Ähnlich sieht es auf der anderen Seite der Prozesskette aus - in der Datenkommunikation mit den Kostenträgern: Durch die Übermittlung der Rechnungsdaten per EDI werden zukünftig rund 90000 Euro eingespart - das entspricht 30 Prozent der Druck- und Portokosten. Für Deinert und Sautter war ihre Vorstellung eines durchgängi-gen Forderungs-Managements damit jedoch noch nicht komplett. Schließlich muss die Zast sich auch um die Reklamationen der Kostenträger kümmern. Denn trotz verbesserter Prozesse und Systeme lässt sich ein nachträglicher Klärungsbedarf nicht immer vermeiden, etwa wenn ein Versicherter die Kasse gewechselt hat oder ein Ver-sicherungsfall strittig ist. Relativ häufig sind Reklamationen dann, wenn der Patient selbst die Kosten tragen muss. "In diesen Fällen müssen wir vor allem Aufklärungsarbeit leisten, was die Höhe der Kosten betrifft. Schließlich ist ein Rettungseinsatz keine Taxifahrt. Und wenn der Kunde versteht, warum und wofür er bezahlt, ist er dazu in der Regel auch bereit."
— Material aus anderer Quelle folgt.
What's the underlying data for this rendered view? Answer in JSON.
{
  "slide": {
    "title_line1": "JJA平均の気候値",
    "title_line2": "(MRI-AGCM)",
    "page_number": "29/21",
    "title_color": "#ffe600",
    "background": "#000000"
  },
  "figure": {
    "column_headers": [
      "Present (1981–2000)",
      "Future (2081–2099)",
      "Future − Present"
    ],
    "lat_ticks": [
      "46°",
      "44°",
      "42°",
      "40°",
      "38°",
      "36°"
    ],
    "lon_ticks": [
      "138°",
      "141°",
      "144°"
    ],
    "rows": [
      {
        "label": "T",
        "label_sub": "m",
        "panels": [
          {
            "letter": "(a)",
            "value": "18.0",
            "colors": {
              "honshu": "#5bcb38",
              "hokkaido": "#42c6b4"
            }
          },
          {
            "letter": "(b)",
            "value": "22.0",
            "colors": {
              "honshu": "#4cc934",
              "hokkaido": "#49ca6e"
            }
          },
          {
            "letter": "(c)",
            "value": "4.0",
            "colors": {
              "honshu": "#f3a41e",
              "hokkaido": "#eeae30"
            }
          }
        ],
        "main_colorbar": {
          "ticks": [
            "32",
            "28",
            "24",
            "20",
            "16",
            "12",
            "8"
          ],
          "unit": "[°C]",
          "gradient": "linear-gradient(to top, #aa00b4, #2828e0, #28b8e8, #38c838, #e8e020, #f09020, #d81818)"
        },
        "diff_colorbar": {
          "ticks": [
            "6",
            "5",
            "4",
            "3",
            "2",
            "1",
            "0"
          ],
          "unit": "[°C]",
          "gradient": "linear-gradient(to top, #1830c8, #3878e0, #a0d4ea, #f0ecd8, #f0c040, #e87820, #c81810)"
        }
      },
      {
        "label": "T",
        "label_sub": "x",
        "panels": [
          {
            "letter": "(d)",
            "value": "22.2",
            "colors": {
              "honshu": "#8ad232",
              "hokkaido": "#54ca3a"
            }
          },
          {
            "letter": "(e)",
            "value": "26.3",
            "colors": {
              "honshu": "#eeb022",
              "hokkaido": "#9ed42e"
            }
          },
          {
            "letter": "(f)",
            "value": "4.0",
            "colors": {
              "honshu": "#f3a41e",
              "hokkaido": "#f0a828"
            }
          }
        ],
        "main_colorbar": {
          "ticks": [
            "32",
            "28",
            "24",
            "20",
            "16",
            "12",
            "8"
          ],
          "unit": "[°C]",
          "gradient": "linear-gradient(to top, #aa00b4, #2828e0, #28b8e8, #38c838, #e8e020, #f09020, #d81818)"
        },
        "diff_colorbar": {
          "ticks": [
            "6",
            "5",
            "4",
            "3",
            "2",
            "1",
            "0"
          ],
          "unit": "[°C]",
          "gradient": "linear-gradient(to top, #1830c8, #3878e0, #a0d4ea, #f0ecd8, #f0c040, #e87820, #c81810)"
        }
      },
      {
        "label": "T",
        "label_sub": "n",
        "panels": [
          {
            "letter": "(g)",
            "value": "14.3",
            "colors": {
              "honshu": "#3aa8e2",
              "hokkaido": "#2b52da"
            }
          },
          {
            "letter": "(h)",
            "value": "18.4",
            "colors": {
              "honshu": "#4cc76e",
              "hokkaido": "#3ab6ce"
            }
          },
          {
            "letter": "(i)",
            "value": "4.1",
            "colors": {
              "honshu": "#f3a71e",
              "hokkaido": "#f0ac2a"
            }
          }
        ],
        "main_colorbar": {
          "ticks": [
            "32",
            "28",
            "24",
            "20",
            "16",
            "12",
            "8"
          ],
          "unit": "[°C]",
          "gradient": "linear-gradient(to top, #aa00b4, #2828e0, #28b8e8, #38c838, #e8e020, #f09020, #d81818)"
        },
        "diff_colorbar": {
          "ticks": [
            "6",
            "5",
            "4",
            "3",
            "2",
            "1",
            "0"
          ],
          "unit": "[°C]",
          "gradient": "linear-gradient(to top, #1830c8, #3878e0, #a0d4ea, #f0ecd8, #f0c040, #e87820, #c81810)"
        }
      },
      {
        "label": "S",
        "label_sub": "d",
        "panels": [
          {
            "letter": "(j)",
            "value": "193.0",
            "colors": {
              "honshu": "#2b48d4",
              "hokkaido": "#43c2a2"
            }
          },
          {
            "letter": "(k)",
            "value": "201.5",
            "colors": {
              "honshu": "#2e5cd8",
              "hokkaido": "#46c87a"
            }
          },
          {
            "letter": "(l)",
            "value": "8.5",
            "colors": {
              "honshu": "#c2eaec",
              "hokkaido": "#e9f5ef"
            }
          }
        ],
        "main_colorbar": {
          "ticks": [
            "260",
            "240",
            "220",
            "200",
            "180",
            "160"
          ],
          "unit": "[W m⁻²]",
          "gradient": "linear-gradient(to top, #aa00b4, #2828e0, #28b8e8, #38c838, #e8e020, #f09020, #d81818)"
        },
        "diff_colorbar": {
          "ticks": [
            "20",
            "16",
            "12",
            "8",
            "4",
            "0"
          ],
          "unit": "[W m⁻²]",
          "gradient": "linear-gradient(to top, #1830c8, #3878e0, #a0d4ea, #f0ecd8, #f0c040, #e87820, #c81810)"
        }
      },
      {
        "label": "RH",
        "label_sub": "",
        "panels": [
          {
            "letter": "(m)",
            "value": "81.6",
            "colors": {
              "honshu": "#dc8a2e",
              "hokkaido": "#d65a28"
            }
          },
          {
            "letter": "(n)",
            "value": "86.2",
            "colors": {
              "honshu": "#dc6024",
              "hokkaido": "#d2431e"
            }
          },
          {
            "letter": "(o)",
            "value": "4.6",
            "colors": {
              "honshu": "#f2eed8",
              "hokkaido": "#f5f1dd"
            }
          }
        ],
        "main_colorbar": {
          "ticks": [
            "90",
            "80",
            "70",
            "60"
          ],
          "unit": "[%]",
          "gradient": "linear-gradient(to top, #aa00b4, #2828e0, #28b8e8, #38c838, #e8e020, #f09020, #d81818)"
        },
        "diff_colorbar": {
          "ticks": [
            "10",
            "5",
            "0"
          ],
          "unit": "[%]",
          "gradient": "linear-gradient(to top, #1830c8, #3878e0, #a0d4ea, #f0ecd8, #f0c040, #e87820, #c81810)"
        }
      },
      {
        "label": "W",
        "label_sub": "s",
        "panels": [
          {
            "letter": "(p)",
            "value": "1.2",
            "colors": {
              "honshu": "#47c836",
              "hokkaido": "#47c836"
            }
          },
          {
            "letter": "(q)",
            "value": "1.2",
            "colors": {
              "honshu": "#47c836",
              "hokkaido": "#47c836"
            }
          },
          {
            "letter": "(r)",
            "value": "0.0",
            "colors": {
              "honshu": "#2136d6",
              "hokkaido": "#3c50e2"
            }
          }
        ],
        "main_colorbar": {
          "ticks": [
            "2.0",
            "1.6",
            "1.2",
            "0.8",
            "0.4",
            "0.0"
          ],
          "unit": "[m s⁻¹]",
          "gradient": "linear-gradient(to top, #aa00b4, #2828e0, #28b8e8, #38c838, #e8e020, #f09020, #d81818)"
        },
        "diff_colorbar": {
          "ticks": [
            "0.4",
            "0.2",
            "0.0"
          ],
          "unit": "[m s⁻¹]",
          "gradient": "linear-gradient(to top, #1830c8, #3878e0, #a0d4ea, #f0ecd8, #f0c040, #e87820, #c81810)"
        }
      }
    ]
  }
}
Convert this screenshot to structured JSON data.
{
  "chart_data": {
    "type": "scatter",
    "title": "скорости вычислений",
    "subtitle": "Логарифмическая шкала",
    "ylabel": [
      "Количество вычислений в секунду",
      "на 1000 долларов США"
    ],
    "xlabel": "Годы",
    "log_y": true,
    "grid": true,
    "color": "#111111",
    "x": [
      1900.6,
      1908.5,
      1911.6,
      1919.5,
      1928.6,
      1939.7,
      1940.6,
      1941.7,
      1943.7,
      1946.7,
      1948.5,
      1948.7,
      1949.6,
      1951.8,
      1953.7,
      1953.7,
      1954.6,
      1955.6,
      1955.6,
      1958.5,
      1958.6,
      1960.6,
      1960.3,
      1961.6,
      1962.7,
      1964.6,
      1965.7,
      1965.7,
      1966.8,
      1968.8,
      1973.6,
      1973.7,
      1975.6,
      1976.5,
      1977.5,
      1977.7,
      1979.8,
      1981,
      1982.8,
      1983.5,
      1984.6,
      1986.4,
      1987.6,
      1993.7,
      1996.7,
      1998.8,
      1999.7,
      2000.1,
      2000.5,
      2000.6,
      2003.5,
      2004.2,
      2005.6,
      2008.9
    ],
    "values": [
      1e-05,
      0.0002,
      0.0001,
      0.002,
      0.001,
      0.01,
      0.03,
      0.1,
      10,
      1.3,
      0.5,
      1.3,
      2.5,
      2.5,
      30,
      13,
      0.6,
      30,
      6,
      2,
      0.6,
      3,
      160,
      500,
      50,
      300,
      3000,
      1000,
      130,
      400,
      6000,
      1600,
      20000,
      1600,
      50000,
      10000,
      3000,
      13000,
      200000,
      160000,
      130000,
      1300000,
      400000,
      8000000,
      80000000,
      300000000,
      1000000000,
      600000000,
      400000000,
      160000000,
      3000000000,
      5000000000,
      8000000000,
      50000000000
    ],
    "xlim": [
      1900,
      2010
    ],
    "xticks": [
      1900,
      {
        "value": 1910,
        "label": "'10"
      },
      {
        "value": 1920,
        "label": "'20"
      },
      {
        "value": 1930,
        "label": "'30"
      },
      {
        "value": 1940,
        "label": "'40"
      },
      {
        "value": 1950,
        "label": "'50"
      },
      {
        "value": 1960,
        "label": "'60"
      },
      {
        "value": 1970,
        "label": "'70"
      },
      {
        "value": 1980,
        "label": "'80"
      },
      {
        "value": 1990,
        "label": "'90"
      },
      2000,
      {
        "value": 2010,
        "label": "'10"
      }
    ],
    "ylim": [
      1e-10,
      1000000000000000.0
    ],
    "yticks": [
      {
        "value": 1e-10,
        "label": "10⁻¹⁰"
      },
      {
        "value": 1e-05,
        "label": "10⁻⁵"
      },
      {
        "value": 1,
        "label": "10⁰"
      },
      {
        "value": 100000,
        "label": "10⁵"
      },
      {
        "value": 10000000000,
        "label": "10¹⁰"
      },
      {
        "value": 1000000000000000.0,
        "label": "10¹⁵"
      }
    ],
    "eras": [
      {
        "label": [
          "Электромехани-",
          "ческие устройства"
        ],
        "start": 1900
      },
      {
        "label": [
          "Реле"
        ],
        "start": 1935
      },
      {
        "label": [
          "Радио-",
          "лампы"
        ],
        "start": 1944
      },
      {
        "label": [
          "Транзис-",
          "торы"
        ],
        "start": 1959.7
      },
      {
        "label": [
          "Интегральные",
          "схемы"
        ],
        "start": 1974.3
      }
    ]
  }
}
Dem gesamten Einsparpotenzial in Höhe von 771000 Euro stehen erwartete jährliche Betriebskosten in Höhe von 150000 Euro gegenüber. Bei der Reklamationsbearbeitung werden die Zast-Beschäftigten heute vor allem durch die integrierte Dokumenten-Management-Funktionalität der eingesetzten ERP-Lösung unterstützt. Sie ermöglicht den Online-Zugriff auf sämtliche im System erzeugten Dokumente. Ab Mitte 2005 werden alle Eingangsbelege eingescannt und den Vorgängen zugeordnet. Zumindest im Zusammenspiel mit den großen Kostenträgern sollen später auch die Reklamationen vollständig papierlos bearbeitet werden.

Plankosten unterschritten

Die gelungene Restrukturierung der IT und der darauf basierenden Prozesse ist für den Zast-Geschäftsführer nur ein erster Schritt. Doch da dieser bekanntlich immer der schwerste ist, beeindruckte das Projekt die Jury des computerwoche-Awards "Anwender des Jahres 2004" so nachhaltig, dass sie Zast für die Endauswahl nominierte. Neben den bereits genannten Ergebnissen des Projekts überzeugte die Juroren auch dessen professionelles Management. Zwar ver-zögerte sich der geplante Produktivstart des ERP-Systems um drei Monate auf April 2004, doch die Plankosten von gut einer halben Million Euro konnten um mehr als zehn Prozent unterschritten werden. Außerdem lief der Betrieb von Anfang an so reibungslos, dass die sonst oft üblichen Produktivitätssenkungen unmittelbar nach ERP-Einführungen ausblieben. Zwei Monate später ging auch das Internet-Portal online - zu ebenfalls deutlich geringeren Kosten als ursprünglich geplant.